A look at this CD selection will tell a more persuasive
tale. Sure early Elvis, Good Rockin’
Tonight, Jailhouse Rock, It Alright, Mama spoke to 1950s teenage angst and
alienation read: lovesickness, but beyond that he kind of missed the boat of
what teenagers, teenagers around my way and around Zack’s older brother’s way, wanted
to hear about. Guys wanted to hear about anyway. Cars, getting girls in cars,
and hanging out at places like drive-in theaters and drive-in restaurants
looking for girls. In short thoughts of sex and sexual adventure. This may seem
kind of strange today. Not the sex and sexual adventure part but the car and
drive-ins part.
Those were the days of the “golden age” of the automobile
when every guy, girls too, wanted to learn how to drive and get a car, or at
least use the family car for those Friday and Saturday night cruising
expeditions for which we lived. (I hear anecdotally all the time about 20
somethings who don’t have their driver’s license and are not worried by that
horrendous fact. Could care less about car ownership in the age of Uber and
Lift. Madness, sheer madness). Cars for
running to the drive-in to check out who was at the refreshment stand, cars for
hitting “lovers’ lane if you got lucky. For that kind of adventure you needed
something more than safe Elvis, safe Elvis who made your own mother secretly
sweat so you know where he was at. Say you found some sweet sixteen, found some
sweet little rock and roller, say you found that your parents’ music that was
driving you out of the house in search of, say you were in search of something
and you really did want to tell Mister Beethoven to hit the road. Needed some
help to figure out why that ever-loving gal was driving you crazy when all you
really wanted to worry about was filling the gas tank and making sure that heap
of your was running without major repairs to cramp your style.

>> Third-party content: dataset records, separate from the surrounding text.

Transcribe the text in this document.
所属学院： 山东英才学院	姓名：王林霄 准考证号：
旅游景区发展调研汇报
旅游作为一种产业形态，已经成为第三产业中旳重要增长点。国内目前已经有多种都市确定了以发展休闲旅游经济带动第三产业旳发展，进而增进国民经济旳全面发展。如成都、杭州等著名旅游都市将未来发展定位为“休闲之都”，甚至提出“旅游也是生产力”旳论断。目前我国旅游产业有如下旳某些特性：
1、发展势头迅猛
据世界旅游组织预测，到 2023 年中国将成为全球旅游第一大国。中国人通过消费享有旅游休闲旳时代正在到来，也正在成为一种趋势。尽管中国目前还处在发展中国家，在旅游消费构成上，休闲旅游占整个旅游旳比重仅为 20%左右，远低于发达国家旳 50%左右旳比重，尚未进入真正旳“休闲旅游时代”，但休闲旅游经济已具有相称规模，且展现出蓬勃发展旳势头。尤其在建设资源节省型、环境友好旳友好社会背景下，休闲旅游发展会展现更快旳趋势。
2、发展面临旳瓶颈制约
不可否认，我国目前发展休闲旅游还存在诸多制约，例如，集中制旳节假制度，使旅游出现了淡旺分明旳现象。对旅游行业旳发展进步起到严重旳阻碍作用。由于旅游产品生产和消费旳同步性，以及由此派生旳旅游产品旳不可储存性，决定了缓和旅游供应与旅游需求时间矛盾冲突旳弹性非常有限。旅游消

Take a look at the lyrics in the selections in this CD: Maybelline, Sweet Little Sixteen, Sweet
Little Rock and Roller, Nadine, Johnny B. Goode, Roll over Beethoven. Then
try to tell me that the man with the duck walk, the man with the guitar from
hell, the man who dared to mess with Mister’s women (hell we have all been
beaten down on that one since Adam’s time, maybe before) one Chuck Berry didn’t
speak to us from the depth of the 1950s. Hail to the Chief.